Other speakers at the ACTC meeting had uplifting stories, too. A professor from Norfolk State, a historically black college in Virginia, said that Francis Bacon’s “four idols” helped her students think about the idols misdirecting their lives. An honors program at Kentucky State, another historically black school, not only teaches liberal arts through Great Books but teaches mathematics and science using Euclid’s Elements and Newton’s Principia.
Villanova’s honors program uses popular evening lecturers to inspire students to discuss the texts outside the classroom as well as within it. And this is just the beginning: at several schools, faculty members are in the process of starting or rejuvenating a Great Books program.

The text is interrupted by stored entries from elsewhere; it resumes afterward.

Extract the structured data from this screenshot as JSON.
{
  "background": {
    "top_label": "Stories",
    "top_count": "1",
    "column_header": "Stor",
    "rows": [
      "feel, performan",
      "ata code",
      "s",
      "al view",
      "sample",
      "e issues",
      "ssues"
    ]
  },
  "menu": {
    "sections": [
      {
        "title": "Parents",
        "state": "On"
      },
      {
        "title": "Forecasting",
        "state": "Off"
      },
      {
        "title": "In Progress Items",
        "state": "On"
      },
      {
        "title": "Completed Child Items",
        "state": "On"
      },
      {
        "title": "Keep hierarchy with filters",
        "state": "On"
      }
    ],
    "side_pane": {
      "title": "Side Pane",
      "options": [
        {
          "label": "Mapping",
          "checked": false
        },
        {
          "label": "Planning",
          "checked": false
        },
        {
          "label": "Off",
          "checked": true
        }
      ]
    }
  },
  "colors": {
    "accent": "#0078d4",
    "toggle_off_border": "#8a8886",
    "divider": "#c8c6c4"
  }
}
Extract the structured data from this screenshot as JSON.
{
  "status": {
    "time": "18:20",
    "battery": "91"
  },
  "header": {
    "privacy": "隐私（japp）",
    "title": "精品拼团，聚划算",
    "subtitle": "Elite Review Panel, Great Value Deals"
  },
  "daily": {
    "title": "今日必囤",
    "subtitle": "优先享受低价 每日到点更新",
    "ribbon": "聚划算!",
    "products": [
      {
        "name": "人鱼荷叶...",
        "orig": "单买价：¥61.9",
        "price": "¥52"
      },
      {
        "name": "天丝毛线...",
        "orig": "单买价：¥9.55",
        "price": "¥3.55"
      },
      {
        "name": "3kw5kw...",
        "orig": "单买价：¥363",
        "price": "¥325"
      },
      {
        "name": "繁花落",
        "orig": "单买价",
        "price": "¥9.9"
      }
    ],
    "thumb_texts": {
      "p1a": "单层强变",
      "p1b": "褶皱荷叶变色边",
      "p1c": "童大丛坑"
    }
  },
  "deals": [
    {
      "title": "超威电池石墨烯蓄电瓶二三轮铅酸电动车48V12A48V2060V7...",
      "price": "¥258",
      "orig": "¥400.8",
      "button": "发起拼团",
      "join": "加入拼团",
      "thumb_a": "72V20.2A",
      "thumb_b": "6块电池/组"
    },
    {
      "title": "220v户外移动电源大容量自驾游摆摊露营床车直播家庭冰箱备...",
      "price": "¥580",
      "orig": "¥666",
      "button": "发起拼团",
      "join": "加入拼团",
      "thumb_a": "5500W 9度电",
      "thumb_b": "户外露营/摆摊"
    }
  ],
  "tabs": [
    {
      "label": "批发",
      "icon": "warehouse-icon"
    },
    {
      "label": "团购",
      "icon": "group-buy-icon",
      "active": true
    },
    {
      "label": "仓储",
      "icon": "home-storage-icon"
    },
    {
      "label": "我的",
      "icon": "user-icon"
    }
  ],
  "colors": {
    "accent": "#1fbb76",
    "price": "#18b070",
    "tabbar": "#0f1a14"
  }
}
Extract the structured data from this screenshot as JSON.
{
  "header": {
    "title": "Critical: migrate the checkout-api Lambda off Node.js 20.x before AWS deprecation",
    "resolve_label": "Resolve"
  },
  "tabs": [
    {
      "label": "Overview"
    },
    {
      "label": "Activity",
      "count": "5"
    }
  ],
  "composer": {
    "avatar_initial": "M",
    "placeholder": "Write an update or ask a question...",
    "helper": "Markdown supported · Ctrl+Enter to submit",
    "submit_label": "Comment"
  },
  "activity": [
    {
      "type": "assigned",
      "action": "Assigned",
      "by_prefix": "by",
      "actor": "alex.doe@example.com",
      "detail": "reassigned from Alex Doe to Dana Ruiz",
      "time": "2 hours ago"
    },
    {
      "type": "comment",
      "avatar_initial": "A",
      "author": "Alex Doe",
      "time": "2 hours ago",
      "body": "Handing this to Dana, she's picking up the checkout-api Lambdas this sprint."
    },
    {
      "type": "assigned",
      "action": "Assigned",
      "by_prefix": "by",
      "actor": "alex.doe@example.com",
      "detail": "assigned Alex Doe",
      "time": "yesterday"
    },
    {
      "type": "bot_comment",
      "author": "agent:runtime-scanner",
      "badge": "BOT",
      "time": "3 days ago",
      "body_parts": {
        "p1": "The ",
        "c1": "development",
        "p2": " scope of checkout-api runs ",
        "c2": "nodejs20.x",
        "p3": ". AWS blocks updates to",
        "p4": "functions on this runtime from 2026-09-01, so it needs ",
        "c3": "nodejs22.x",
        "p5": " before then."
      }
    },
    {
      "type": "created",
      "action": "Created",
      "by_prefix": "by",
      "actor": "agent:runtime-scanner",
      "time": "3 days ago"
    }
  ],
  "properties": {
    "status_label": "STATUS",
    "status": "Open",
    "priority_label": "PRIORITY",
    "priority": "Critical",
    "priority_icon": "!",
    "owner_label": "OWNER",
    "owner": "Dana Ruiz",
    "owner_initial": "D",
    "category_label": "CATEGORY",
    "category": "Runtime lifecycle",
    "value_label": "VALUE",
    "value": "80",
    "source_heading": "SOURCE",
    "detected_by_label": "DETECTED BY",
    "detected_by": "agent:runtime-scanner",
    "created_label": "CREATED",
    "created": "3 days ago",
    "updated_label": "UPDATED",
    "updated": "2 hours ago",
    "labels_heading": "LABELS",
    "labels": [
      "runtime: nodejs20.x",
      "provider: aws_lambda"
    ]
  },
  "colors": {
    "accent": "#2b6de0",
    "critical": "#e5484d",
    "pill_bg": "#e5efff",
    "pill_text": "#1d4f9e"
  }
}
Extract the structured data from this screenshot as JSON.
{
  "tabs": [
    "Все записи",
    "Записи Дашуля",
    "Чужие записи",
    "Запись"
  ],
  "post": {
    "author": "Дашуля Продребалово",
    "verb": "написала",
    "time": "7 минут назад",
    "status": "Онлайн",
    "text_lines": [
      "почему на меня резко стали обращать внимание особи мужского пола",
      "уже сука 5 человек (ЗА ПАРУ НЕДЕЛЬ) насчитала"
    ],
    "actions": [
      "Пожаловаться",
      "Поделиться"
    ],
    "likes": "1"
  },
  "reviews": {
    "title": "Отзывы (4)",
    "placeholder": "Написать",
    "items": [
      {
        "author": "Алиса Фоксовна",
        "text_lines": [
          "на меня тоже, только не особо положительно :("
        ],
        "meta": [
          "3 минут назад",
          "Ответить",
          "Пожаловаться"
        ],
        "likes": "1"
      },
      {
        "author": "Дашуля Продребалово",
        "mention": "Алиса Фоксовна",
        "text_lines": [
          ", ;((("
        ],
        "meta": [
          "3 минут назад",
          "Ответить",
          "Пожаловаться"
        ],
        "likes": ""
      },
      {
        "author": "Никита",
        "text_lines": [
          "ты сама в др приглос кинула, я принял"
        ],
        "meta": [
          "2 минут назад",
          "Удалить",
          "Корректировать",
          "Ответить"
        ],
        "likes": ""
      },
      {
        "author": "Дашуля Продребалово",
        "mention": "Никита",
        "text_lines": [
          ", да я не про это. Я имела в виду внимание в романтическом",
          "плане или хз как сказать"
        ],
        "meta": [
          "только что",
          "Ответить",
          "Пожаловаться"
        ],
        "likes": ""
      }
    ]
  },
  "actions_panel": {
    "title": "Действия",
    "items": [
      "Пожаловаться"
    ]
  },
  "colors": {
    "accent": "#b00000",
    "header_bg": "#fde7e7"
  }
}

Keep in mind, however, that studying core texts (a label presumably chosen to avoid the “dead white male” stigma attached to Great Books) does not necessarily mean honoring the Western origins of individualism, limited government, and freedom of conscience. Some faculty members want to undermine the heritage of the West (via Marx and Rousseau) rather than confirm it (via Adam Smith and David Hume). The former are popular; the latter largely ignored.
Indeed, a session on “Peering through a Veil to See Women” had what I thought was a silly paper comparing Jane Austen’s Mansfield Park and the Marquis de Sade’s Philosophy of the Boudoir (Austen was deemed to be more “revolutionary”). And I sat through a relentless, one-sided attack on John Milton for disparaging female-ness in Samson Agonistes.
But for the most part I was around people who love classics and who want their students to be in touch with them. As we at the Pope Center address the problem of the disengaged student, the insights of these very engaged faculty and their core text sources may offer more guidance than we initially expected.